Grants can be an effective first call as they fund product development or market research bringing companies closer to being investment ready.  It is encouraging therefore that the Government has introduced a new Grant for Research and Development scheme, which came into effect from 4th April 2011. This could play an important role alongside the improved R&D tax credit scheme announced in the Budget.

Following this the most likely source of finance for early stage or smaller ventures is equity based investment.  This is traditionally sourced from business angels for earlier stage businesses, however, the West Midlands benefits from a number of venture capital funds focused on this stage. In the current economic environment venture capital is more comfortable with risk and looks beyond the basic facts and figures of existing profitability and cashflow.

Two such funds, managed by Midven and focused on investing amounts of less than £500,000, have only been operational for around a year and as such still have significant levels of funds actively seeking new investment opportunities.

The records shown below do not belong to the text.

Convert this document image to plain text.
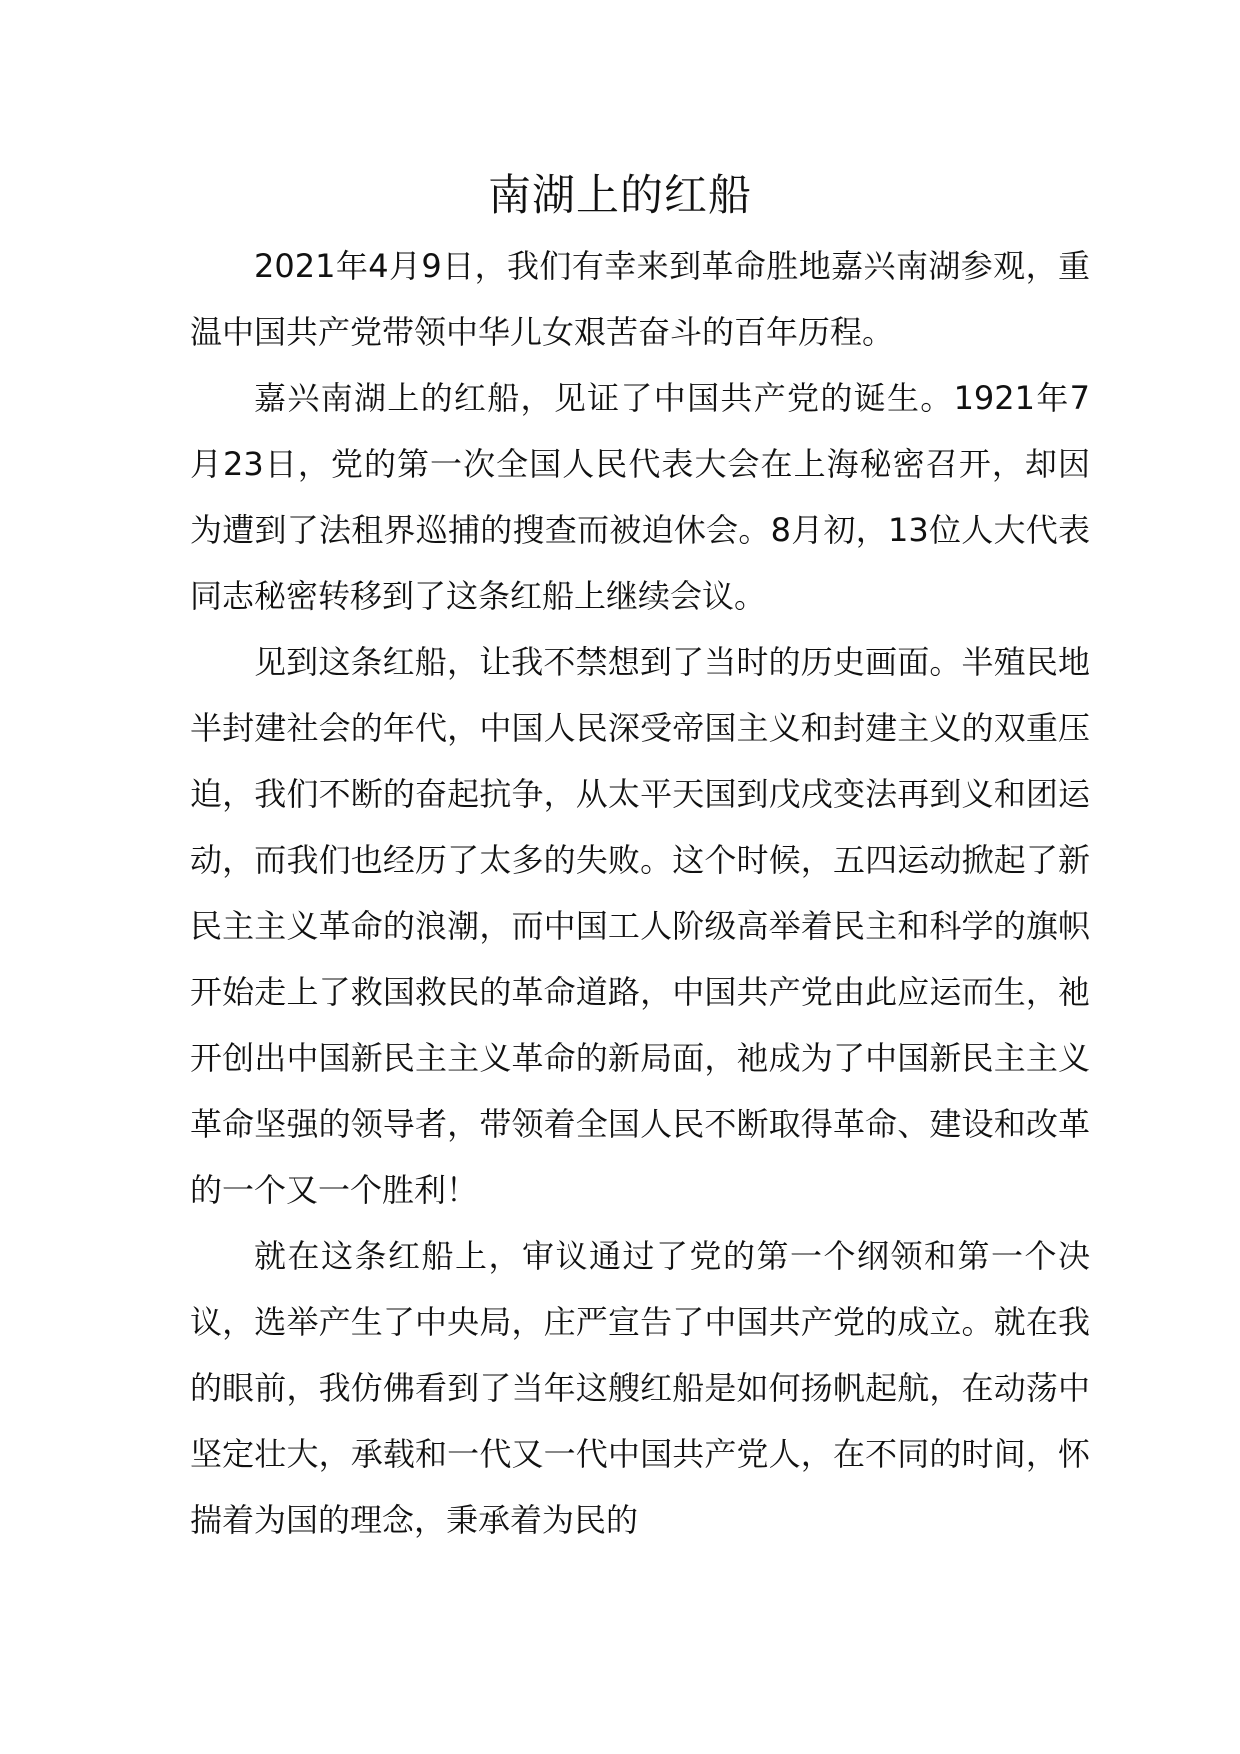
南湖上的红船

2021年4月9日，我们有幸来到革命胜地嘉兴南湖参观，重温中国共产党带领中华儿女艰苦奋斗的百年历程。

嘉兴南湖上的红船，见证了中国共产党的诞生。1921年7月23日，党的第一次全国人民代表大会在上海秘密召开，却因为遭到了法租界巡捕的搜查而被迫休会。8月初，13位人大代表同志秘密转移到了这条红船上继续会议。

见到这条红船，让我不禁想到了当时的历史画面。半殖民地半封建社会的年代，中国人民深受帝国主义和封建主义的双重压迫，我们不断的奋起抗争，从太平天国到戊戌变法再到义和团运动，而我们也经历了太多的失败。这个时候，五四运动掀起了新民主主义革命的浪潮，而中国工人阶级高举着民主和科学的旗帜开始走上了救国救民的革命道路，中国共产党由此应运而生，祂开创出中国新民主主义革命的新局面，祂成为了中国新民主主义革命坚强的领导者，带领着全国人民不断取得革命、建设和改革的一个又一个胜利！

就在这条红船上，审议通过了党的第一个纲领和第一个决议，选举产生了中央局，庄严宣告了中国共产党的成立。就在我的眼前，我仿佛看到了当年这艘红船是如何扬帆起航，在动荡中坚定壮大，承载和一代又一代中国共产党人，在不同的时间，怀揣着为国的理念，秉承着为民的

The £8m Early Advantage Fund, is an initiative designed to bridge the funding gap by offering publicly funded investment from £25,000 up to £400,000 to eligible companies. It invests in genuinely early stage businesses in the West Midlands with considerable growth potential. The fund works closely with business angels as each pound of investment requires matching with a pound of private investment.

The £18m Exceed Partnership seeks to make initial investments of up to £500,000 and does not require any element of matched funding. This fund is focused more on SMEs that may have secured initial customers but still face significant commercial risks and need development capital to grow.

These are just two examples of alternative funding available for SMEs in the West Midlands. So despite the negative headlines and statistics funding is available for smaller companies and when combined with advice on how to develop their business, many companies grow exponentially and create significant numbers of new job following investment, which can only be good news for the regional economy.